Setelah nenek korban meninggalkan rumah, situasi menjadi sepi dan hanya tersisa DA bersama korban. Pada saat itulah dugaan penganiayaan terhadap korban terjadi.
Sekitar pukul 11.00 WIB, nenek korban kembali dan mendapati TD sudah tergeletak di teras depan rumah dalam kondisi bersimbah darah.
Warga kemudian berupaya memberikan pertolongan dengan membawa korban ke Puskesmas Pademawu. Karena membutuhkan penanganan lebih lanjut, korban kemudian dirujuk ke RSUD Pamekasan. Namun, nyawa korban tidak berhasil diselamatkan.
Situasi kemudian semakin mengundang perhatian warga setelah rumah diketahui dalam kondisi terkunci dari dalam.
Warga bersama petugas kepolisian akhirnya mendobrak pintu rumah untuk memastikan kondisi di dalam. Di dalam rumah, petugas menemukan DA masih berada di lokasi sambil memegang sebilah pisau.
“Saat nenek korban kembali ke rumah usai membawa korban ke fasilitas medis, rumah dalam keadaan terkunci dari dalam. Warga bersama pihak kepolisian lantas mendobrak pintu dan mendapati terduga pelaku berada di dalam rumah masih memegang sebilah pisau. Pelaku langsung berhasil disergap dan diamankan,” jelas Kasihumas.
DA kemudian diamankan ke Mapolres Pamekasan bersama barang bukti sebilah senjata tajam untuk menjalani pemeriksaan lebih lanjut.
Polisi juga masih mendalami kondisi kejiwaan DA. Berdasarkan keterangan keluarga dan sejumlah saksi, perempuan tersebut diketahui memiliki riwayat gangguan jiwa.

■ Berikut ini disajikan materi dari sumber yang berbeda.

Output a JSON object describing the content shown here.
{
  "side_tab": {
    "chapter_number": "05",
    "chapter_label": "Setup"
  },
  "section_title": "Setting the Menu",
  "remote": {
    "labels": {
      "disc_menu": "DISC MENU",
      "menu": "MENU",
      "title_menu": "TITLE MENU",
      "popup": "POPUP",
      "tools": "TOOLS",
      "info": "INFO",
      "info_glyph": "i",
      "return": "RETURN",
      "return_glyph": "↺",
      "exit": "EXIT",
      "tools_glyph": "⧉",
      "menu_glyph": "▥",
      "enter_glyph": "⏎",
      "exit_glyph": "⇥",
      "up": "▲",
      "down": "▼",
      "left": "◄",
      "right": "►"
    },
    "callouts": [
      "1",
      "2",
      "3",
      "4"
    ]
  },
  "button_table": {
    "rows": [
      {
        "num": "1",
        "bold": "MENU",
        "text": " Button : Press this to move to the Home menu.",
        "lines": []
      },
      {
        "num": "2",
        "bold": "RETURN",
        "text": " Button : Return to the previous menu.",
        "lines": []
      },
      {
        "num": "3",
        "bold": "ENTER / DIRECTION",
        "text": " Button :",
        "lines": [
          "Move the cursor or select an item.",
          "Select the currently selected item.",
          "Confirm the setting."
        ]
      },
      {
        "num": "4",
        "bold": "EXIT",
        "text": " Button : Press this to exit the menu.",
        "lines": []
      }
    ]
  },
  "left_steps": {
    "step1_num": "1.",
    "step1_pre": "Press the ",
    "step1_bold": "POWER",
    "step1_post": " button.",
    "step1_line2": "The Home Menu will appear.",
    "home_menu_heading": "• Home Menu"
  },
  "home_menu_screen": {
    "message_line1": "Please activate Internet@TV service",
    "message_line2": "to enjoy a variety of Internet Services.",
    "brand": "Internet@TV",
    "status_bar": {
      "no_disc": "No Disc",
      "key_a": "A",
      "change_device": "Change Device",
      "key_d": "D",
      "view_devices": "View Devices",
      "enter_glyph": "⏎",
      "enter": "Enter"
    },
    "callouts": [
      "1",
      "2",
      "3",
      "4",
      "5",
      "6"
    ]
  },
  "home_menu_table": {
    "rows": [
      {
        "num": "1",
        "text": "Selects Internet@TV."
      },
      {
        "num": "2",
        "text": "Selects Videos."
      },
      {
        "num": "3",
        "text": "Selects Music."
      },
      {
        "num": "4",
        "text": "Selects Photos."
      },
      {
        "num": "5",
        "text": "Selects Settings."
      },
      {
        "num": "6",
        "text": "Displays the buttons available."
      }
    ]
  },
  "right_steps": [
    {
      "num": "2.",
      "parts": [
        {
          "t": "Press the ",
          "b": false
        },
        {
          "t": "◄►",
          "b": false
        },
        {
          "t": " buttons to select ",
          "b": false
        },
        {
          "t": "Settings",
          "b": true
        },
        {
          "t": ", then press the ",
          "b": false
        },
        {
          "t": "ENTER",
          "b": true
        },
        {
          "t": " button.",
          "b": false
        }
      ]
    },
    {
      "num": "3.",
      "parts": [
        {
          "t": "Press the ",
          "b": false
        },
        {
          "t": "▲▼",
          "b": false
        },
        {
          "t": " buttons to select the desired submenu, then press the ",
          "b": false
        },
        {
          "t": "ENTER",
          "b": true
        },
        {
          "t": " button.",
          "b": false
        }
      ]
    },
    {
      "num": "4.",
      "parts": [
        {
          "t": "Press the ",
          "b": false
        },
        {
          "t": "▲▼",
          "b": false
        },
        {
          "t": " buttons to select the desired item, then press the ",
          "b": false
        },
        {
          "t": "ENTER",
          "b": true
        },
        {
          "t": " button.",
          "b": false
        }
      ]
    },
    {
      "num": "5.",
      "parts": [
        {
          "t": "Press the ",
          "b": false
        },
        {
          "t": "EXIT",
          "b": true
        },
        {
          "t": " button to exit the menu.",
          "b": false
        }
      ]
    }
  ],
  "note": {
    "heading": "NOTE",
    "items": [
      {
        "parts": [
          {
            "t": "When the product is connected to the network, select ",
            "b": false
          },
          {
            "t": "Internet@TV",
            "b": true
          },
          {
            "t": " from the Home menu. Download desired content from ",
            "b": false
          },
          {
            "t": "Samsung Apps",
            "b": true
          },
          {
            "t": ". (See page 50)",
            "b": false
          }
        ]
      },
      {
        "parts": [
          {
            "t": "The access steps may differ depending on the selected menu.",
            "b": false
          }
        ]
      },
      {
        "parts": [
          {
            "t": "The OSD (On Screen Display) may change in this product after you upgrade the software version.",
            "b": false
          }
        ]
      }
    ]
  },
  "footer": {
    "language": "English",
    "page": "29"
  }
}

Kondisinya disebut sempat membaik, namun dikabarkan kembali kambuh dalam empat hari terakhir. DA juga disebut masih mengonsumsi obat penenang atau obat yang berkaitan dengan kondisi kejiwaannya.

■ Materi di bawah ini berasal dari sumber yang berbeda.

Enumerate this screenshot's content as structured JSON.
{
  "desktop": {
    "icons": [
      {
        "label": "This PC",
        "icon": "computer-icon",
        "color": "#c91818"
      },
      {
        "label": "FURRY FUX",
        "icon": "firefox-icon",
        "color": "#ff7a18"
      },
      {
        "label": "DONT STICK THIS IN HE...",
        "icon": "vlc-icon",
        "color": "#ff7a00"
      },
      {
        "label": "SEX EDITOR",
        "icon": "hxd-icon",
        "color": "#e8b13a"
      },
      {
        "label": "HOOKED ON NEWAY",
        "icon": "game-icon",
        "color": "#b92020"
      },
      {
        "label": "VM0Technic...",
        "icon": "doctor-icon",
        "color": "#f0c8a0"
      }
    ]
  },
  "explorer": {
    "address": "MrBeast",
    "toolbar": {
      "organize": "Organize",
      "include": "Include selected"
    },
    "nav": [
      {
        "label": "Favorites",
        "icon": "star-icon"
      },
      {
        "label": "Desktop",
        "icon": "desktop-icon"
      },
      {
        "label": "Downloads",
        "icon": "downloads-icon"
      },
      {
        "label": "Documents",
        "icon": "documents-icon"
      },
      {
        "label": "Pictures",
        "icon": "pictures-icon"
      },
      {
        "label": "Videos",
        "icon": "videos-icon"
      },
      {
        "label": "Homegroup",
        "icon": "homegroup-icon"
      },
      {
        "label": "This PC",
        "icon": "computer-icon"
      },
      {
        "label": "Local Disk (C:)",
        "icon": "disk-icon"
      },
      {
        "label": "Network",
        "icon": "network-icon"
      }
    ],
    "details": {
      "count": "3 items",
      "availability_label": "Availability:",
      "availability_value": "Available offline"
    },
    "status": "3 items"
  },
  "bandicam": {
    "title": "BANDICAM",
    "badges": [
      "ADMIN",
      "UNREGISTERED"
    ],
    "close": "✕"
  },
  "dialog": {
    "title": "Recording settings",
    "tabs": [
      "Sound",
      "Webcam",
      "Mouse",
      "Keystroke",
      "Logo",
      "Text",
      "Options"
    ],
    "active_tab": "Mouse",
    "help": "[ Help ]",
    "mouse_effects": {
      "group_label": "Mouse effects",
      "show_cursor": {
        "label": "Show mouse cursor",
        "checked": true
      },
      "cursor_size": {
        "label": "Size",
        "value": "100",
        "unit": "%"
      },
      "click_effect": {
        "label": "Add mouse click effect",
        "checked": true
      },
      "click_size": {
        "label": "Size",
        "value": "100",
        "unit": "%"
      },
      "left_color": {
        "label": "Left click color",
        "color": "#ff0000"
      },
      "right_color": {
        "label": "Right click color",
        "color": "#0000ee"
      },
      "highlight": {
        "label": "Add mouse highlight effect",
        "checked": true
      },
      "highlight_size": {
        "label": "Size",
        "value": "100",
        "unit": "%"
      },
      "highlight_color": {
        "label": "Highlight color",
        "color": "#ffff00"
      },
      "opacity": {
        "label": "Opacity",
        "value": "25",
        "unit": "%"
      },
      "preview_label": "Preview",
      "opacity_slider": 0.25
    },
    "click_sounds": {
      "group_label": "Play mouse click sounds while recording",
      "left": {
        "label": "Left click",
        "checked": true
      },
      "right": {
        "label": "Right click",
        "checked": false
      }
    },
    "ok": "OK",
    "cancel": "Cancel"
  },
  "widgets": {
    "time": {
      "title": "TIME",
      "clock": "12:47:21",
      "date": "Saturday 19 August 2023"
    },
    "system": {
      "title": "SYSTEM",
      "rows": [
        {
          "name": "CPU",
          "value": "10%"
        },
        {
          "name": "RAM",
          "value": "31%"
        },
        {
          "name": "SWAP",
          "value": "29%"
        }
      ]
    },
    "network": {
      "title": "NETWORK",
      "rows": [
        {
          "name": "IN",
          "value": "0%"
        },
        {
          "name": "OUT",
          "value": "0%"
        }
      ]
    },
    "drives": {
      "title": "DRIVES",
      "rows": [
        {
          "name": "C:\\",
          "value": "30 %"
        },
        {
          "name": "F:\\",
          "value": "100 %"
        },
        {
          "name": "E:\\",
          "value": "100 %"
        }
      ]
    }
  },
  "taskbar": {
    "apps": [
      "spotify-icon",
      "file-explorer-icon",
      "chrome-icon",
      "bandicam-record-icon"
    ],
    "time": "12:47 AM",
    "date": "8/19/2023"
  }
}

Meski demikian, kepolisian belum menarik kesimpulan terkait kondisi tersebut. Penyidik masih melakukan pemeriksaan dan berkoordinasi dengan tenaga medis serta psikiater untuk mendapatkan hasil observasi resmi.

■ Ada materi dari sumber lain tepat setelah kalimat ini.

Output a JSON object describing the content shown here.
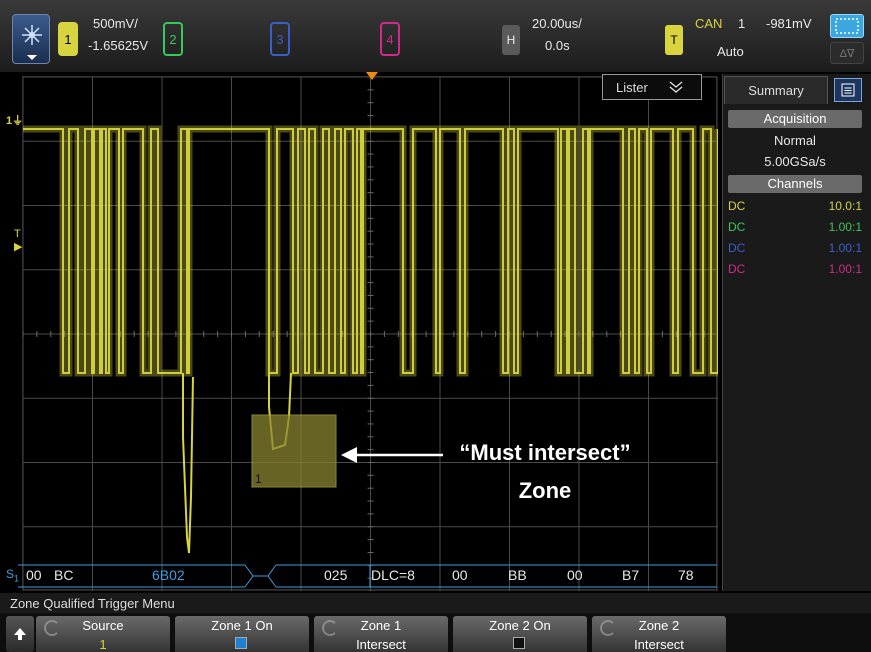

“Saat ini terduga pelaku beserta barang bukti sebilah senjata tajam telah kami amankan di Mapolres Pamekasan. Penyidik Satreskrim Polres Pamekasan saat ini tengah melakukan pemeriksaan mendalam, termasuk berkoordinasi dengan tim medis/psikiater untuk melakukan observasi resmi terkait kondisi kejiwaan terduga pelaku,” tutup IPDA Yoni Evan.